Of course, our work typically crosses many of these categories – as does much work being made in the UK. So it is strange to sometimes find our productions placed in, for example, the dance section of a venue brochure or arts pages, but not in the theatre, music or art section.

We have been lucky to work in galleries, dance houses, theatres and in public spaces – so clearly there is a way to navigate this landscape. But this tends to rely on the interests of individual producers and commissioners – who are ready to push the boundaries of their form or venue and have faith in the broad taste of their audience.

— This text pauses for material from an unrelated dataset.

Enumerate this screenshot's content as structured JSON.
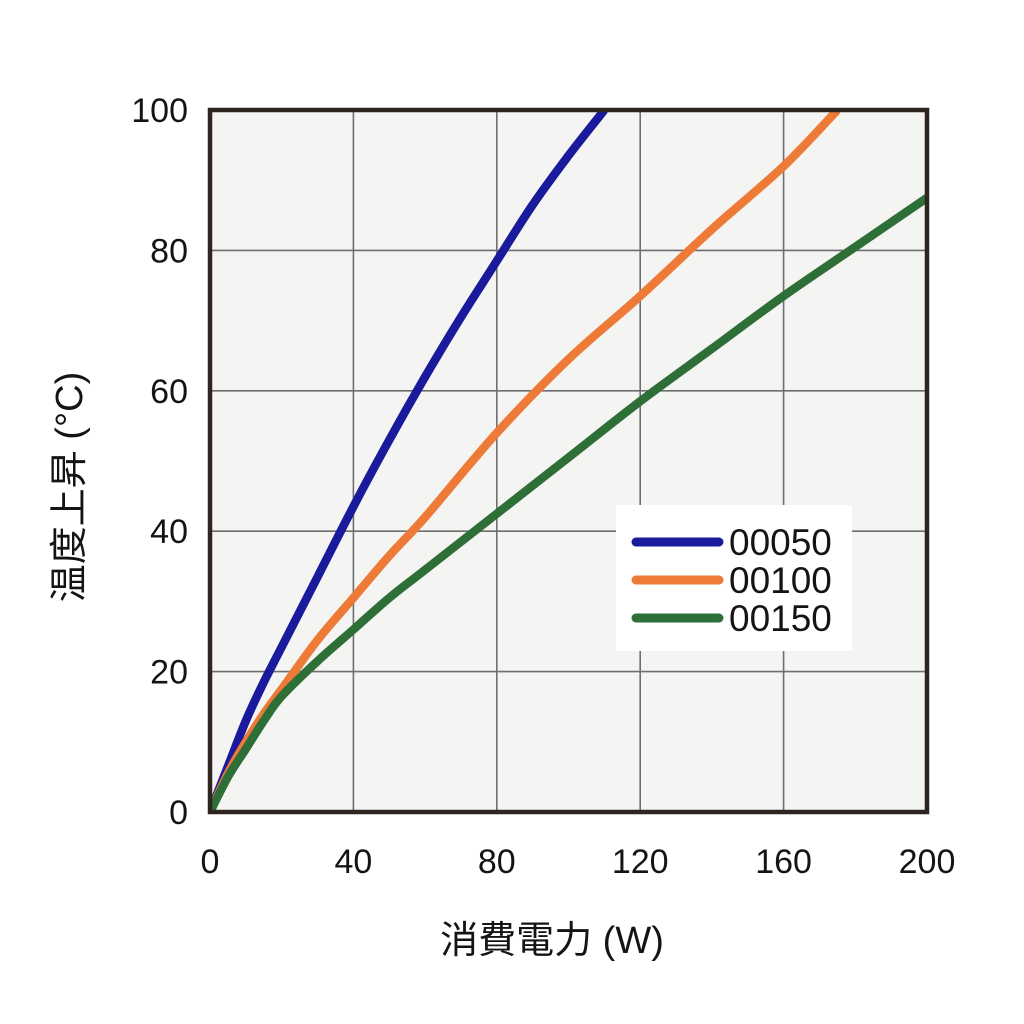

For the rapidly increasing number of interdisciplinary artists who feel limited by definition or by binary ways of thinking, it can be all too easy to fall through the gaps between one form and another – so it feels important to nurture this in-between territory as a powerful space of possibility.

We recently hosted an event at the Barbican for artists, producers, programmers, funders and reviewers to talk about cross-disciplinary work and the challenges it presents. It’s clear that audiences don’t care much about genre categorisation but organisational, editorial and funding structures often find it hard to place or market work that is difficult to label. This can be as frustrating for producers and reviewers as it is for artists.

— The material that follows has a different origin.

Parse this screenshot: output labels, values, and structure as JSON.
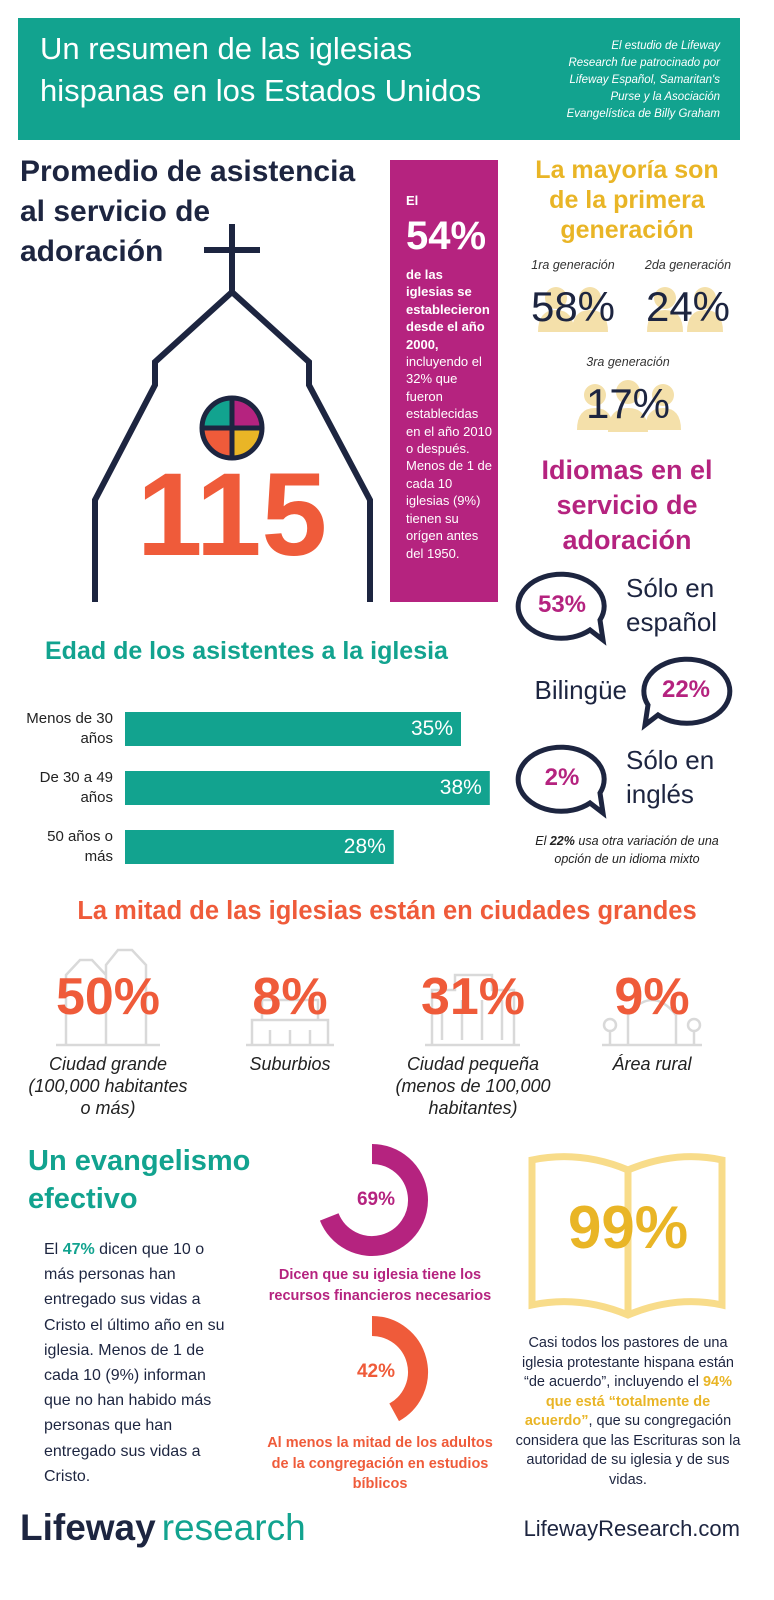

This week our new piece Placebo opens at The Place – a venue known for presenting contemporary dance, but with a real interest in work that crosses boundaries.

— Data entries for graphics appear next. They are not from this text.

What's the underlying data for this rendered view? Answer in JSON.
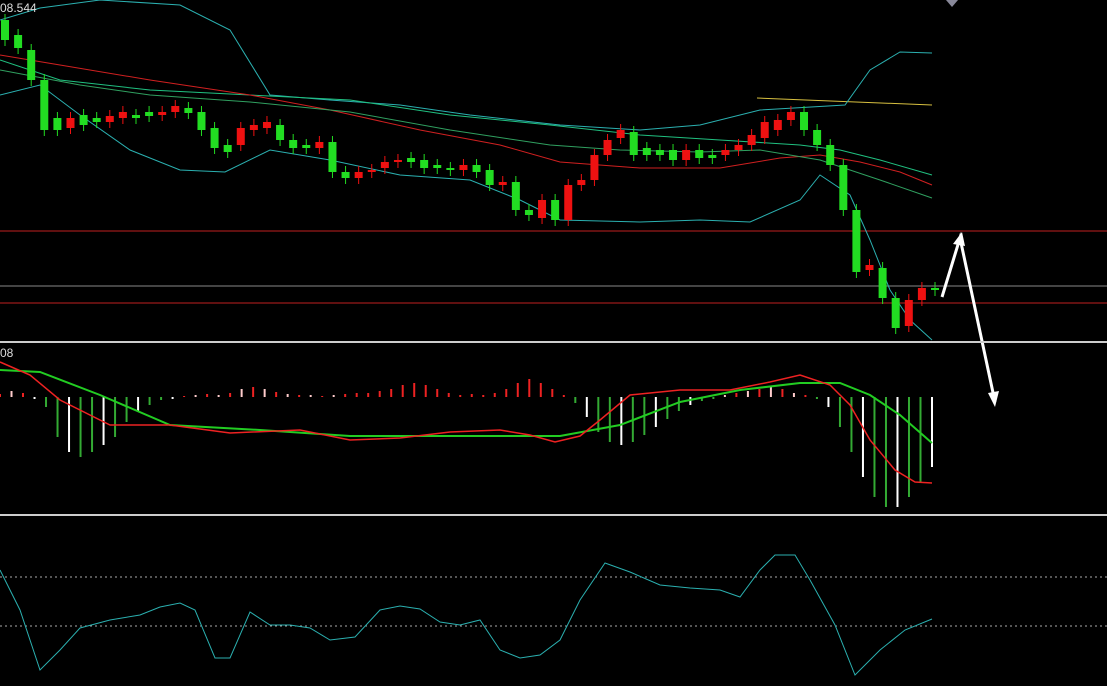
{
  "main_pane": {
    "price_label": "08.544"
  },
  "macd_pane": {
    "label": "08"
  }
}
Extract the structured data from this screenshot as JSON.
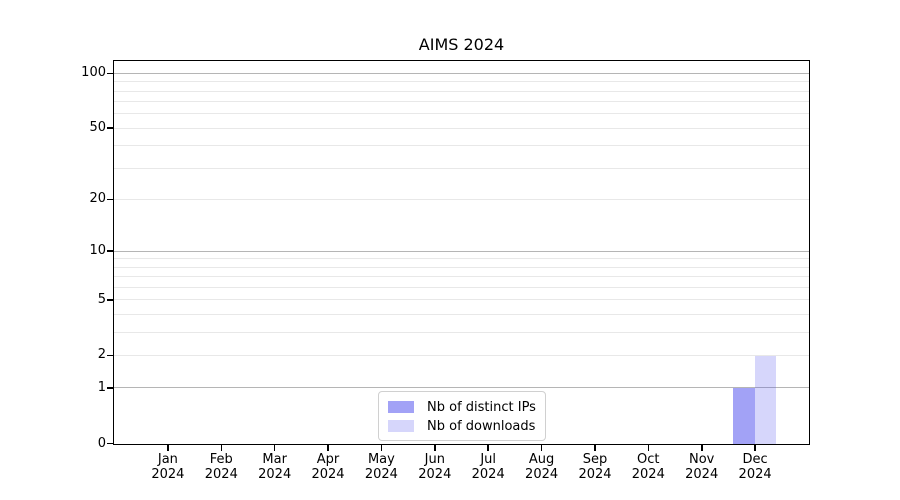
{
  "chart_data": {
    "type": "bar",
    "title": "AIMS 2024",
    "categories": [
      "Jan",
      "Feb",
      "Mar",
      "Apr",
      "May",
      "Jun",
      "Jul",
      "Aug",
      "Sep",
      "Oct",
      "Nov",
      "Dec"
    ],
    "category_year": "2024",
    "series": [
      {
        "name": "Nb of distinct IPs",
        "color": "rgba(85,85,238,0.55)",
        "values": [
          0,
          0,
          0,
          0,
          0,
          0,
          0,
          0,
          0,
          0,
          0,
          1
        ]
      },
      {
        "name": "Nb of downloads",
        "color": "rgba(85,85,238,0.24)",
        "values": [
          0,
          0,
          0,
          0,
          0,
          0,
          0,
          0,
          0,
          0,
          0,
          2
        ]
      }
    ],
    "xlabel": "",
    "ylabel": "",
    "y_axis": {
      "scale": "log1p",
      "tick_values": [
        0,
        1,
        2,
        5,
        10,
        20,
        50,
        100
      ],
      "decade_gridlines": [
        1,
        10,
        100
      ],
      "minor_gridlines": [
        2,
        3,
        4,
        5,
        6,
        7,
        8,
        9,
        20,
        30,
        40,
        50,
        60,
        70,
        80,
        90
      ],
      "ylim": [
        0,
        116
      ]
    },
    "grid": true,
    "legend_position": "lower center"
  },
  "colors": {
    "background": "#ffffff",
    "axis": "#000000",
    "decade_gridline": "#b5b5b5",
    "minor_gridline": "#e8e8e8",
    "legend_border": "#d0d0d0",
    "text": "#000000"
  }
}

The piece is performed by seven extraordinary dancers from very different backgrounds and an eclectic original score by Paul Clark ranging from euphoric club tracks to chewy classical fugues. Costumes are designed by acclaimed non-binary fashion label Art School, with text written by legendary New York performer Peggy Shaw (Split Britches). It was developed through research and conversations with doctors, neurologists, philosophers, poets and patients many of whom feature in an accompanying season of events called The Power of Placebo – including a symposium ‘Agents of Change’ at Wellcome Collection on Saturday 3 November.

The placebo effect describes a response when an ‘inactive’ drug or sugar pill is given but creates health benefits regardless. Long ignored by the medical profession there is a growing interest in how placebos work and how we can harness the power of this response.

Our show takes the form of a series of experiments, all of which are danced. This idea is both the form and the content of the piece – there is something fascinating but also absurd about looking at dance through a scientific lens. The piece explores both the beauty and also the limits of this scientific way of seeing.

What expectations, beliefs and aesthetic preferences do we bring to our encounters in healthcare settings or our theatres. Is a red pill more powerful than a blue one? How does the packaging affect the potency of the pill? What are the active ingredients in a treatment? Does it matter whether it is fake or real? Our minds have the ability to powerfully change how we experience things – for good and ill – and to transcend reductionist ways of thinking about our own bodies.

Perhaps we also need to find new ways of describing performance work in order to cross pollinate audiences and encourage artists to push formal boundaries. I want as much encouragement as I can get to park my preconceptions, expectations and judgements of what a particular art form or venue will present me with.

Does it matter what something is called as long as it makes us feel good?